If you think it means that they are going to somehow "dumb down" the class in ways that seem to perturb the wealthy parents of the neighborhood - remember that APs are a set curriculum. It's a good thing they are trying to make it more accessible. Nothing really to see here.
Isn't the majority of Wilson filled with students coming from wealthy white families with resources? Everyone in NW seems to have gifted kids. Why would anything need to be dumbed down. 95% of the student body should be able to fulfill honors/AP requirements easily.
https://profiles.dcps.dc.gov/Woodrow+Wilson+High+School
(2019 - 2020) 39% white
(2018 - 2019) 32% met/exceeded expectations in math
(2018 - 2019) 38% met/exceeded expectations in english language arts
A HUGE number of kids boycotted PARCC in 2019...
Same poster. How in the heck are only 3% of students exceeding expectations in maths?
because there are a lot of students at Wilson who get to HS significantly behind in math and cannot do work at grade level. there are a bunch of kids who are not at grade level in English. the school should work to bring these students at grade level so they can do well. instead, they will be thrown into an AP class requiring extensive reading and writing assignments and be told to swim.
But 39% of Wilson is white, and most white people in DC come from well resourced families who can provide. How can only 3% of the student body be exceeding expectations in math?

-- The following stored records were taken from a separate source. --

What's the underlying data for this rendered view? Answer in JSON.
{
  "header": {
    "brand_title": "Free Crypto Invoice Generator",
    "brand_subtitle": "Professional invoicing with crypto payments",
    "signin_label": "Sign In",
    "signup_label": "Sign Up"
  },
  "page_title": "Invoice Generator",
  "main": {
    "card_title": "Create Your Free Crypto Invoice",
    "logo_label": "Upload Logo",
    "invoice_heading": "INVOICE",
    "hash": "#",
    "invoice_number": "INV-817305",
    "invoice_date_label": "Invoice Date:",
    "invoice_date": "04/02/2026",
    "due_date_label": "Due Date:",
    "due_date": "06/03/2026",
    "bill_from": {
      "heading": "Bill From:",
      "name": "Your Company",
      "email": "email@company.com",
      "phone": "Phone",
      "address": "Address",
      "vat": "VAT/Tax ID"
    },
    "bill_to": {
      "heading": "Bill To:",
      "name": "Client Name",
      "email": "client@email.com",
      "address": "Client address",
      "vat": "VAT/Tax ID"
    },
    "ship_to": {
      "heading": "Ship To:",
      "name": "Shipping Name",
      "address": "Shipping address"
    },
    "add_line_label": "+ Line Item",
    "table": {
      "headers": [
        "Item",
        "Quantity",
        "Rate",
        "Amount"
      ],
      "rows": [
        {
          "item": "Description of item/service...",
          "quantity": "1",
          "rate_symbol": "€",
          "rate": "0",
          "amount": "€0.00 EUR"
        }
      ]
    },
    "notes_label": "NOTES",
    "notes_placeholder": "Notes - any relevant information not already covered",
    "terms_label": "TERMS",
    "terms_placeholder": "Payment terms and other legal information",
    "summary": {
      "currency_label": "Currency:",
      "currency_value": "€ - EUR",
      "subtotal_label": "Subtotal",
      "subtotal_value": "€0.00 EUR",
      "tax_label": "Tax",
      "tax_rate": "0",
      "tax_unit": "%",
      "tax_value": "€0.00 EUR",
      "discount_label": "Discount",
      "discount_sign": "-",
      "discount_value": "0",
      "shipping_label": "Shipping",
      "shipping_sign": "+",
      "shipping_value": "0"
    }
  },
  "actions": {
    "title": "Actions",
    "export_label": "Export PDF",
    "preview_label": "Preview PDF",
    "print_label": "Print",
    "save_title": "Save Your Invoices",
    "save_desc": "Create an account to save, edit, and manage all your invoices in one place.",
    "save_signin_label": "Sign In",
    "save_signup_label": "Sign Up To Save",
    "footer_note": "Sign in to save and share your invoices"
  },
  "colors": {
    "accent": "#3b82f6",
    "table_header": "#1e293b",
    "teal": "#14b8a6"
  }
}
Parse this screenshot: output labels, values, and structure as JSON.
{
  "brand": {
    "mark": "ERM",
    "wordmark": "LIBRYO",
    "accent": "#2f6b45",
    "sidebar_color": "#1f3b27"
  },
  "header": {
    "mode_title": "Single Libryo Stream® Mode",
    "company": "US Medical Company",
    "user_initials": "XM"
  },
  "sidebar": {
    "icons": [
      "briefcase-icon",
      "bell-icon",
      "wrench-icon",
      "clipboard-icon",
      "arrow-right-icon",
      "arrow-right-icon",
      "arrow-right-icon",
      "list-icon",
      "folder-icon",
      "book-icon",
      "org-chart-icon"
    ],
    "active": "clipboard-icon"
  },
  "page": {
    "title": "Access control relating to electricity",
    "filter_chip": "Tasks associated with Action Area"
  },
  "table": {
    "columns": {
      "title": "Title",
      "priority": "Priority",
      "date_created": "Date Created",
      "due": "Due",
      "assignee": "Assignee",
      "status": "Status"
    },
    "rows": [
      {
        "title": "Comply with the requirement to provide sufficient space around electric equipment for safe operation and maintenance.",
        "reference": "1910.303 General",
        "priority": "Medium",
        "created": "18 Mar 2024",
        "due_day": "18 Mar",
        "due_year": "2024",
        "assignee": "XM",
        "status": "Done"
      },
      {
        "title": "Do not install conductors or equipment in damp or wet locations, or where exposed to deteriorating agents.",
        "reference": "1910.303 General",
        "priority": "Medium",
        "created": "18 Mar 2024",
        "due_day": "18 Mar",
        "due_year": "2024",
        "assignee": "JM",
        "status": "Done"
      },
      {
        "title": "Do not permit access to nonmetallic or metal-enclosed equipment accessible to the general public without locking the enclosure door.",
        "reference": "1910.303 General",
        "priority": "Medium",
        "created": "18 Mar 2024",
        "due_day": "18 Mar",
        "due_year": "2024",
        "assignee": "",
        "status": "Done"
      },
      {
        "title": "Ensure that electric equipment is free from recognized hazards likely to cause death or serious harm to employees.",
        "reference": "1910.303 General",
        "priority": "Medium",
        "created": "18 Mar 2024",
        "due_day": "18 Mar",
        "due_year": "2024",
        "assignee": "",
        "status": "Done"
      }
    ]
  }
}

First, the Wilson Boundary is huge, and, in addition, 32% of the students live outside of its boundary, so your guess about who goes there, while irrelevant, is also wrong. Second, those numbers do not capture all students. In addition to the PARCC boycott PP noted, the most advanced math kids don't take the math PARCC in HS (only Alg. I, Alg. II and Geometry, so if taken in MS, no test in HS); there was some confusion and a lot of mess ups in who and whether math PARCC would be taken so essentially you can't read anything into the PARCC math from those years. Many kids took no test, some kids unexpectedly sat for a test for a class they had taken years earlier, with no time to review and prep, and so on. I recall that it was a big mess, which is another reason why some kids just skipped it (plus the AP tests were at the same time so taking the PARCC meant missing critical AP review).